Variational principle & lorentz force law

[Brian-san]

Homework Statement

Show that the Lorentz force law follows from the following variational principle:
S=\frac{m}{2}\int\eta_{\mu\nu}u^\mu u^\nu ds-q\int A_\mu u^\mu ds

Homework Equations

Definition of Field Strength Tensor
Integration by Parts
Chain Rule & Product Rule for Derivatives

The Attempt at a Solution

In order to find the force equation, we need to vary the action and find when \delta S=0.

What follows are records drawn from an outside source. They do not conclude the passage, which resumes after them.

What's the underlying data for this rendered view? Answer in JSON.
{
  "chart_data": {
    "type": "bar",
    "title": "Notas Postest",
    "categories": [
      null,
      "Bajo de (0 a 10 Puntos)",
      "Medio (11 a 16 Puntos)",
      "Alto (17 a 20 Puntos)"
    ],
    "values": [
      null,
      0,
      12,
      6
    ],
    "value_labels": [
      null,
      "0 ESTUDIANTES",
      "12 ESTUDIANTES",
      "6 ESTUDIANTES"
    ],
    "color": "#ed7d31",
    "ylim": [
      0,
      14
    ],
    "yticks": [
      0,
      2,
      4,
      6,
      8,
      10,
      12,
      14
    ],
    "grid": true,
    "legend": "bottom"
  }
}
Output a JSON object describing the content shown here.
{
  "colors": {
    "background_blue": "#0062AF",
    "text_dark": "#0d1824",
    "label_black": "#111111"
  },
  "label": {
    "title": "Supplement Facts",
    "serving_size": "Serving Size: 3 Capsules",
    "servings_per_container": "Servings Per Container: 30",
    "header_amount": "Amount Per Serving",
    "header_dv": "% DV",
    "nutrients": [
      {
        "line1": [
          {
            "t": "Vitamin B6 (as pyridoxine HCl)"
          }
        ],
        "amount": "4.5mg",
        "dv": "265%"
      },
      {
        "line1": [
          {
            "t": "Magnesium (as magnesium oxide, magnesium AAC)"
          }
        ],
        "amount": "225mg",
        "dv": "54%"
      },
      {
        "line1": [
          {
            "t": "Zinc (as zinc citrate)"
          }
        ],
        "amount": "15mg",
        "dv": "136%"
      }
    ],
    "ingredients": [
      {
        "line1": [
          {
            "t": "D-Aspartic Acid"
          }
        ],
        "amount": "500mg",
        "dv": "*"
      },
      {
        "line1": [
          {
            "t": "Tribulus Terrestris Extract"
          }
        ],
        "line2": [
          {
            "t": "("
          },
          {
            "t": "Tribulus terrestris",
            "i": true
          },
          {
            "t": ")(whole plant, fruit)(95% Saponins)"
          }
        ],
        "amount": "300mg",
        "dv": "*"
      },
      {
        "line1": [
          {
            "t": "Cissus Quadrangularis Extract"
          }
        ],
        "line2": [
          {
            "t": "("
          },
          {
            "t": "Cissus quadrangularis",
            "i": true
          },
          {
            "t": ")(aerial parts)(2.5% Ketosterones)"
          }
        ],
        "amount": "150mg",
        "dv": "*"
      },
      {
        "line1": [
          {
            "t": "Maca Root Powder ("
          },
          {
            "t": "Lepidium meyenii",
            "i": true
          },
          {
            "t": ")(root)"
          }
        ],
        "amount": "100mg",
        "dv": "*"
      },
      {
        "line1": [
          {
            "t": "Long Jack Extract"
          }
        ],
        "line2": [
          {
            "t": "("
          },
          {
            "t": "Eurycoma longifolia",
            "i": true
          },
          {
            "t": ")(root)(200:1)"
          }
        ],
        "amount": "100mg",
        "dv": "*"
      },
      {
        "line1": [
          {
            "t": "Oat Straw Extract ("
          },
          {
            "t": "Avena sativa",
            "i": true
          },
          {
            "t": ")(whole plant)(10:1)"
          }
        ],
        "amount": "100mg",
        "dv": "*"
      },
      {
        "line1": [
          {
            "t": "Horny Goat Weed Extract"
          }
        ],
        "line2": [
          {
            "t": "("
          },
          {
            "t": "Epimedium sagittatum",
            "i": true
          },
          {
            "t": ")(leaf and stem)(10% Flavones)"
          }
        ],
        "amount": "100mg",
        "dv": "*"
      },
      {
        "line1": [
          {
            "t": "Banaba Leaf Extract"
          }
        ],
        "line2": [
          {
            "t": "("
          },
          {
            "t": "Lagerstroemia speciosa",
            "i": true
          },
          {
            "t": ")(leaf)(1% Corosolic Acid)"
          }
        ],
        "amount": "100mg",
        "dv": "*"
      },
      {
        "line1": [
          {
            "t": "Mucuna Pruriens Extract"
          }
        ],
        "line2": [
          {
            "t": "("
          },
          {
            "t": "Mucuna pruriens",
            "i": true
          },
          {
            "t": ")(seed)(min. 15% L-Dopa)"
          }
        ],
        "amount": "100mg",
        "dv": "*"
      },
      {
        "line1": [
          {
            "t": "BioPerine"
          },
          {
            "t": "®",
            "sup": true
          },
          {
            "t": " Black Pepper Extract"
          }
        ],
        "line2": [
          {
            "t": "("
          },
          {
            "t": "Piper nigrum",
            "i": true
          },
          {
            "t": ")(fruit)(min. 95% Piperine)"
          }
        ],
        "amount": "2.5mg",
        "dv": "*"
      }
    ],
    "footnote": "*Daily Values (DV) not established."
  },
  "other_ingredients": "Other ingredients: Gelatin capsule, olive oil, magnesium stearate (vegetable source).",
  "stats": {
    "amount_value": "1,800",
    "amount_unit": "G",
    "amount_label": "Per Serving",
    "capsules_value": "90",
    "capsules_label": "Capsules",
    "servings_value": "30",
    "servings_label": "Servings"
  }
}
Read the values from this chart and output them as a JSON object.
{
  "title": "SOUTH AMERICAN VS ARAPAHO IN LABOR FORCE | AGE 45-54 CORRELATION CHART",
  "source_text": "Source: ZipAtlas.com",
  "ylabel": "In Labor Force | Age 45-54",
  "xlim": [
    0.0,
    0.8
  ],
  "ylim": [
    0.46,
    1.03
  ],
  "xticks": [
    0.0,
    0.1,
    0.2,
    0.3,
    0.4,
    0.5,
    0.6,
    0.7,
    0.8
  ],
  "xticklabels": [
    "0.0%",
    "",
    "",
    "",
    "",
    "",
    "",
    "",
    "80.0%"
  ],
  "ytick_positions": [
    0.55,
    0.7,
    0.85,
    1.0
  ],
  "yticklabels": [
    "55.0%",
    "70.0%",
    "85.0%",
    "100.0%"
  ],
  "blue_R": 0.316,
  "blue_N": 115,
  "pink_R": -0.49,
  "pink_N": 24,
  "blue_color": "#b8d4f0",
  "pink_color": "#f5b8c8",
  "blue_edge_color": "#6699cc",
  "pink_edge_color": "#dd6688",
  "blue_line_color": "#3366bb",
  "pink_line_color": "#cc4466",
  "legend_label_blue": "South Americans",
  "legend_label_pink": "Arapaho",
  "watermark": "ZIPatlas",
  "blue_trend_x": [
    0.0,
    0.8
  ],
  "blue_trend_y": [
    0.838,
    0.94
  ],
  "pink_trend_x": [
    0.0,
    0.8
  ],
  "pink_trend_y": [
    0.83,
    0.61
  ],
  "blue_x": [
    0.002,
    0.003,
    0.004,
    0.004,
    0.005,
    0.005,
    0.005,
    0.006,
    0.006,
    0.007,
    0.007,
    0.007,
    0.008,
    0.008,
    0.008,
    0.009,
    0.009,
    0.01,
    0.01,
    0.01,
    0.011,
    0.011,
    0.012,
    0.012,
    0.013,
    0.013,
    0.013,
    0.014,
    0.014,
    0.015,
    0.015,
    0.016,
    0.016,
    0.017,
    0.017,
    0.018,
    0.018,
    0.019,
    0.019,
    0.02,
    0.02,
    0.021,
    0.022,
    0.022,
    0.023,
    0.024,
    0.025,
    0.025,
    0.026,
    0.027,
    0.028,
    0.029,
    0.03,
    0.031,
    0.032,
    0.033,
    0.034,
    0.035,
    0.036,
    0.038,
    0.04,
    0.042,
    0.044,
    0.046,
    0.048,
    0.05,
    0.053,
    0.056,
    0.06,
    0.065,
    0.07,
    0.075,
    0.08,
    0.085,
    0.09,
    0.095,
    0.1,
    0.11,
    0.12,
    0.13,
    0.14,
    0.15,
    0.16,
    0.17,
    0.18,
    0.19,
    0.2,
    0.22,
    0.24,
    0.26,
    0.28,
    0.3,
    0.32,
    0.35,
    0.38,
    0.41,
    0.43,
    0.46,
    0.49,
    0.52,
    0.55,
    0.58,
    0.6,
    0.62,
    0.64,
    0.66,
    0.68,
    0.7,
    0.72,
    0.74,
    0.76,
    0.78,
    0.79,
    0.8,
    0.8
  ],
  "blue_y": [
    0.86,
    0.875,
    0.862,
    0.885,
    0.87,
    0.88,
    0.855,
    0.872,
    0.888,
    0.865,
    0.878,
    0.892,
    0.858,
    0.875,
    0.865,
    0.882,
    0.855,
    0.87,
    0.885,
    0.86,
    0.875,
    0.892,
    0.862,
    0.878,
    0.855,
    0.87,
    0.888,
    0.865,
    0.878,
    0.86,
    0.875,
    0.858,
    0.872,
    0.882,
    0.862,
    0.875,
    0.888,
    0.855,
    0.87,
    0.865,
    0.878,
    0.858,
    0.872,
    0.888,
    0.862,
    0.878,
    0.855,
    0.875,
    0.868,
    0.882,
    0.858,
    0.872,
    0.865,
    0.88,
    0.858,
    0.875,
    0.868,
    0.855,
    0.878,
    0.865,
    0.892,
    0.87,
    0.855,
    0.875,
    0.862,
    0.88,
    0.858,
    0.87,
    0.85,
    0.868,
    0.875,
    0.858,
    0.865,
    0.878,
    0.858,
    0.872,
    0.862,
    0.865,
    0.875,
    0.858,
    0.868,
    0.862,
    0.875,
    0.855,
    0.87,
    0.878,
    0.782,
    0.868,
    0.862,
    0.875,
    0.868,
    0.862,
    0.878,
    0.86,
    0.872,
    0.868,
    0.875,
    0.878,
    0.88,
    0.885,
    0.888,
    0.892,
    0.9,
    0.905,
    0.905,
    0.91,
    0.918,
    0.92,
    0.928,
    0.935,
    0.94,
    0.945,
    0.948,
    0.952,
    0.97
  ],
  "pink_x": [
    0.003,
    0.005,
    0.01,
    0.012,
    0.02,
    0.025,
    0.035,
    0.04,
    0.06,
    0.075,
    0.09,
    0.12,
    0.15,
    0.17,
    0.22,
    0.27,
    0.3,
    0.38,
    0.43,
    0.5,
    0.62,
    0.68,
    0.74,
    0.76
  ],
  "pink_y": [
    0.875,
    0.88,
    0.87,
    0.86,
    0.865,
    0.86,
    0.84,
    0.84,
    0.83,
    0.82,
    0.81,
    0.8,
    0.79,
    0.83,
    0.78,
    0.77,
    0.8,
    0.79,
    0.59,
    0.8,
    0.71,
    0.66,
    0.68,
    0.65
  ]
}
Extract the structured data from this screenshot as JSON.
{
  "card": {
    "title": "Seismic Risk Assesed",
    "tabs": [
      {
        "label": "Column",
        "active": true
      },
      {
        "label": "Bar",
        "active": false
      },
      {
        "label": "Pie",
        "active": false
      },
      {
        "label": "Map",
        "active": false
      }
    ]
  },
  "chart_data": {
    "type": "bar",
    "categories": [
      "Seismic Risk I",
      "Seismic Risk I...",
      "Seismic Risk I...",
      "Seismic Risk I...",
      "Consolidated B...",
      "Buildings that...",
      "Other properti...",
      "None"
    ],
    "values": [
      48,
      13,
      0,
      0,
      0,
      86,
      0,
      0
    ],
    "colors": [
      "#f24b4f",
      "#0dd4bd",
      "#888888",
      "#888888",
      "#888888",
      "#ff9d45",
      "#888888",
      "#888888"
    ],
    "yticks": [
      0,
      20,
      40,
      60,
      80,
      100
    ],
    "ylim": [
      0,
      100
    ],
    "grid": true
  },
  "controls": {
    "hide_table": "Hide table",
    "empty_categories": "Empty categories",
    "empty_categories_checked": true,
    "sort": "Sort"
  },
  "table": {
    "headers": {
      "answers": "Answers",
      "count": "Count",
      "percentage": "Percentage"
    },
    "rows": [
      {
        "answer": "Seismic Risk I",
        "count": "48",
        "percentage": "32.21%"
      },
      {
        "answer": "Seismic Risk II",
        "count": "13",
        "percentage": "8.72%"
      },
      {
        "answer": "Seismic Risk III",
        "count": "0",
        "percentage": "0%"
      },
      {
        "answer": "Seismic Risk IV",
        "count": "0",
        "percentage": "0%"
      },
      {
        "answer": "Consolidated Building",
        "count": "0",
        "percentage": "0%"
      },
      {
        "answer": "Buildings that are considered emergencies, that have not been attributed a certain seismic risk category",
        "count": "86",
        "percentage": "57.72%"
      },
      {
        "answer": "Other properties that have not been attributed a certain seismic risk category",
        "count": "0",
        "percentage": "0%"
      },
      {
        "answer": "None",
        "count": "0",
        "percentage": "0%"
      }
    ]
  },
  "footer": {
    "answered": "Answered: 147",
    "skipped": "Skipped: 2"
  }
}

So, we begin by varying the action integral,
\delta S=\frac{m}{2}\int\eta_{\mu\nu}\delta(u^\mu u^\nu)ds-q\int\delta(A_\mu u^\mu)ds

Then apply product rule to expand all the terms,
\delta S=m\int\eta_{\mu\nu}u^\nu\frac{d(\delta x^\mu)}{ds}ds-q\int\left(\partial_\nu A_\mu u^\mu\delta x^\nu+A_\mu\frac{d(\delta x^\mu)}{ds}\right)ds

Simplified and renamed indices in the second term,
\delta S=m\int u_\mu\frac{d(\delta x^\mu)}{ds}ds-q\int\left(\partial_\mu A_\nu u^\nu\delta x^\mu+A_\mu\frac{d(\delta x^\mu)}{ds}\right)ds

Reverse integration by parts to get the variation out of the derivatives,
\delta S=m\int\left(\frac{d}{ds}\left(u_\mu\delta x^\mu\right)-\frac{du_\mu}{ds}\delta x^\mu\right)ds-q\int\left(\partial_\mu A_\nu u^\nu\delta x^\mu+\frac{d}{ds}\left( A_\mu\delta x^\mu\right)-\frac{dA_\mu}{ds}\delta x^\mu\right)ds

Grouping like terms we have,
\delta S=\int\left(\frac{d}{ds}\left(mu_\mu\delta x^\mu-qA_\mu\delta x^\mu\right)\right)ds+\int \left( q\left(\frac{dA_\mu}{ds}\delta x^\mu-\partial_\mu A_\nu u^\nu\delta x^\mu\right)-m\frac{du_\mu}{ds}\delta x^\mu\right)ds

After integration, the first term should be zero since the variations must vanish at the endpoints. Also, using the chain rule on the dA/ds derivative gives me
\delta S=\int \left( q\left(\partial_\nu A_\mu u^\nu-\partial_\mu A_\nu u^\nu\right)-m\frac{du_\mu}{ds}\right)\delta x^\mu ds

Rearranged terms to simplify further,
\delta S=\int \left( -q\left(\partial_\mu A_\nu-\partial_\nu A_\mu\right)u^\nu -m\frac{du_\mu}{ds}\right)\delta x^\mu ds

Then I use the definition of the field strength tensor to get,
\delta S=\int \left( -qF_{\mu\nu}u^\nu -m\frac{du_\mu}{ds}\right)\delta x^\mu ds

Then \delta S=0 for any arbitrary variation \delta x^\mu only if the integrand itself is zero, so
qF_{\mu\nu}u^\nu+m\frac{du_\mu}{ds}=0

Rearranging the expression gives
\frac{du_\mu}{ds}=-\frac{q}{m}F_{\mu\nu}u^\nu

This is the correct form for the Lorentz force law, however I have an additional minus sign. It's probably a trivial problem, but I've double checked all the work several times and I can't figure out where it's coming from.

 

[arkajad]

Perhaps the problem is this:

On the right hand side you have u^\nu
On the left hand side u_\mu

The relation between the two is given by \eta_{\mu\nu} and that depends on your signature convention. This signature is expressed in the sign of the first term of your action principle.

 

[Brian-san]

I checked my notes and it's supposed to come out to
\frac{du_\mu}{ds}=\frac{q}{m}F_{\mu\nu}u^\nu

We've been using the convention that the spatial terms have the minus signs in the Minkowski metric (+---). In an earlier step I used u_\mu=\eta_{\mu\nu}u^\nu to get the lower mu index in the first term with the mass. I can't find anything that says how the signature affects the process of raising/lowering indices though.

 

[arkajad]

Question is why do you have minus sign in front of the second (or plus in front of the first) term in:

<br /> S=\frac{m}{2}\int\eta_{\mu\nu}u^\mu u^\nu ds-q\int A_\mu u^\mu ds<br />

Landau and Lifgarbagez has this action

The first term is \sqrt{\eta_{\mu\nu}u^{\mu}u^{\nu}}\,ds but it should not matter.